O Rio Grande do Sul confirmou foco de Influenza Aviária (H5N1) em aves silvestres na Reserva do Taim, em Santa Vitória do Palmar, no Sul do Estado. O governo afirma que o caso não altera o status sanitário nem impacta o comércio de carne e ovos.
A confirmação foi feita após análise do Laboratório Federal de Defesa Agropecuária de Campinas (LFDA-SP), referência da Organização Mundial da Saúde Animal (OMSA). O vírus foi identificado em aves da espécie Coscoroba coscoroba, conhecidas como cisne-coscoroba.
Onde foi detectado o foco de gripe aviária?
Os animais foram encontrados na Lagoa da Mangueira, dentro da Reserva do Taim.
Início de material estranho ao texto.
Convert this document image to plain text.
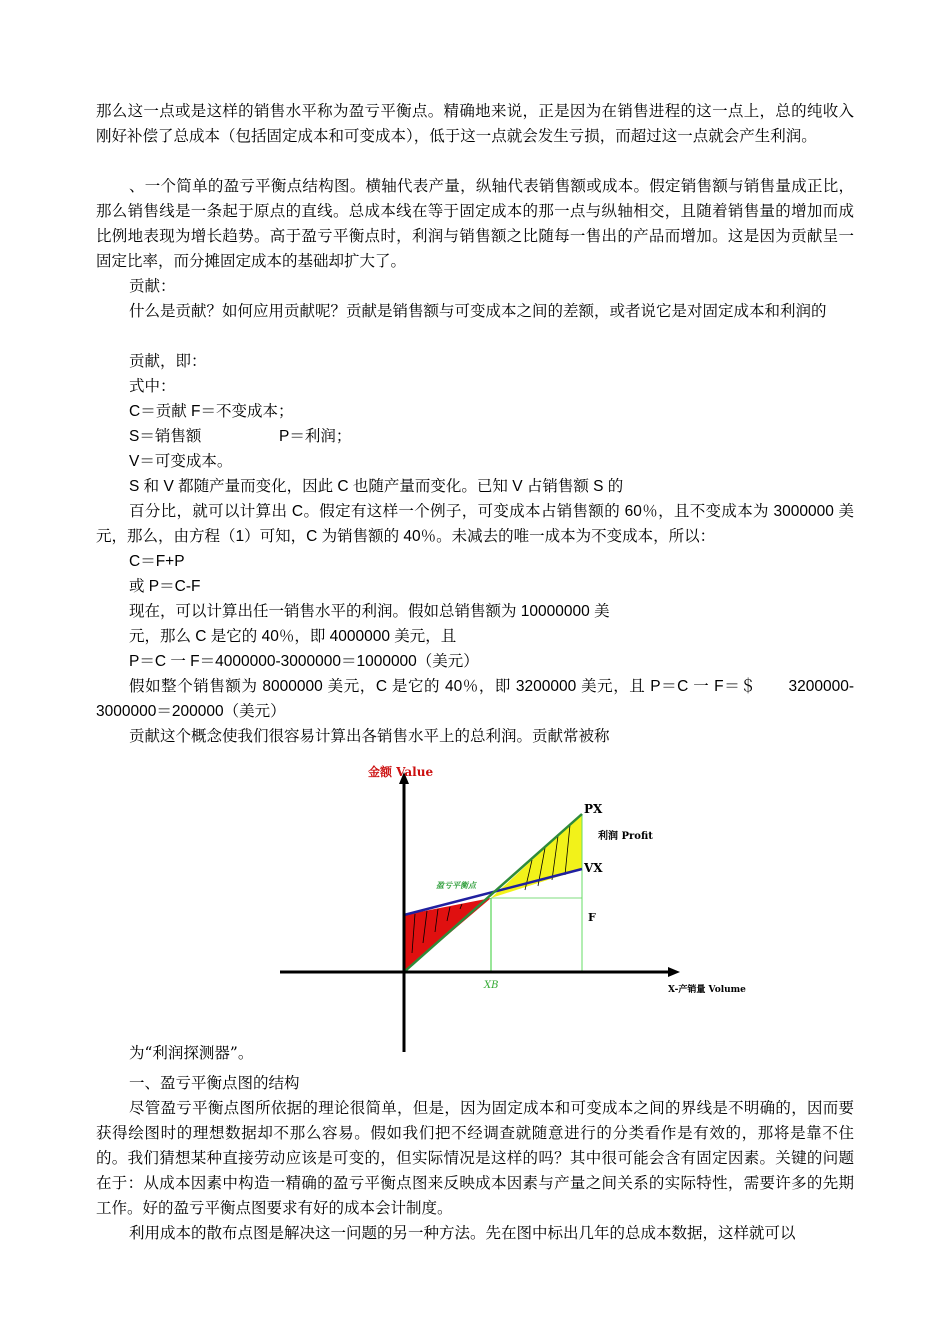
那么这一点或是这样的销售水平称为盈亏平衡点。精确地来说，正是因为在销售进程的这一点上，总的纯收入刚好补偿了总成本（包括固定成本和可变成本），低于这一点就会发生亏损，而超过这一点就会产生利润。

、一个简单的盈亏平衡点结构图。横轴代表产量，纵轴代表销售额或成本。假定销售额与销售量成正比，那么销售线是一条起于原点的直线。总成本线在等于固定成本的那一点与纵轴相交，且随着销售量的增加而成比例地表现为增长趋势。高于盈亏平衡点时，利润与销售额之比随每一售出的产品而增加。这是因为贡献呈一固定比率，而分摊固定成本的基础却扩大了。

贡献：

什么是贡献？如何应用贡献呢？贡献是销售额与可变成本之间的差额，或者说它是对固定成本和利润的

贡献，即：
式中：
C＝贡献 F＝不变成本；
S＝销售额	P＝利润；
V＝可变成本。
S 和 V 都随产量而变化，因此 C 也随产量而变化。已知 V 占销售额 S 的

百分比，就可以计算出 C。假定有这样一个例子，可变成本占销售额的 60％，且不变成本为 3000000 美元，那么，由方程（1）可知，C 为销售额的 40％。未减去的唯一成本为不变成本，所以：

C＝F+P
或 P＝C-F
现在，可以计算出任一销售水平的利润。假如总销售额为 10000000 美
元，那么 C 是它的 40％，即 4000000 美元，且
P＝C 一 F＝4000000-3000000＝1000000（美元）

假如整个销售额为 8000000 美元，C 是它的 40％，即 3200000 美元，且 P＝C 一 F＝＄　　3200000-3000000＝200000（美元）

贡献这个概念使我们很容易计算出各销售水平上的总利润。贡献常被称
金额 Value
PX
利润 Profit
VX
F
盈亏平衡点
XB	X-产销量 Volume
为“利润探测器”。
一、盈亏平衡点图的结构

尽管盈亏平衡点图所依据的理论很简单，但是，因为固定成本和可变成本之间的界线是不明确的，因而要获得绘图时的理想数据却不那么容易。假如我们把不经调查就随意进行的分类看作是有效的，那将是靠不住的。我们猜想某种直接劳动应该是可变的，但实际情况是这样的吗？其中很可能会含有固定因素。关键的问题在于：从成本因素中构造一精确的盈亏平衡点图来反映成本因素与产量之间关系的实际特性，需要许多的先期工作。好的盈亏平衡点图要求有好的成本会计制度。

利用成本的散布点图是解决这一问题的另一种方法。先在图中标出几年的总成本数据，这样就可以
A notificação ocorreu no dia 28 de fevereiro, após o registro de aves mortas e doentes.
Equipes do Serviço Veterinário Oficial do RS (SVO-RS) estão na região aplicando o protocolo de contingência, em parceria com o ICMBio.
O caso afeta o comércio de frango e ovos?
Segundo a Secretaria da Agricultura, Pecuária, Produção Sustentável e Irrigação (Seapi), não há impacto no comércio de produtos avícolas.
A infecção ocorreu em aves silvestres, o que não altera a condição do Estado e do Brasil como livres de Influenza Aviária de Alta Patogenicidade na produção comercial.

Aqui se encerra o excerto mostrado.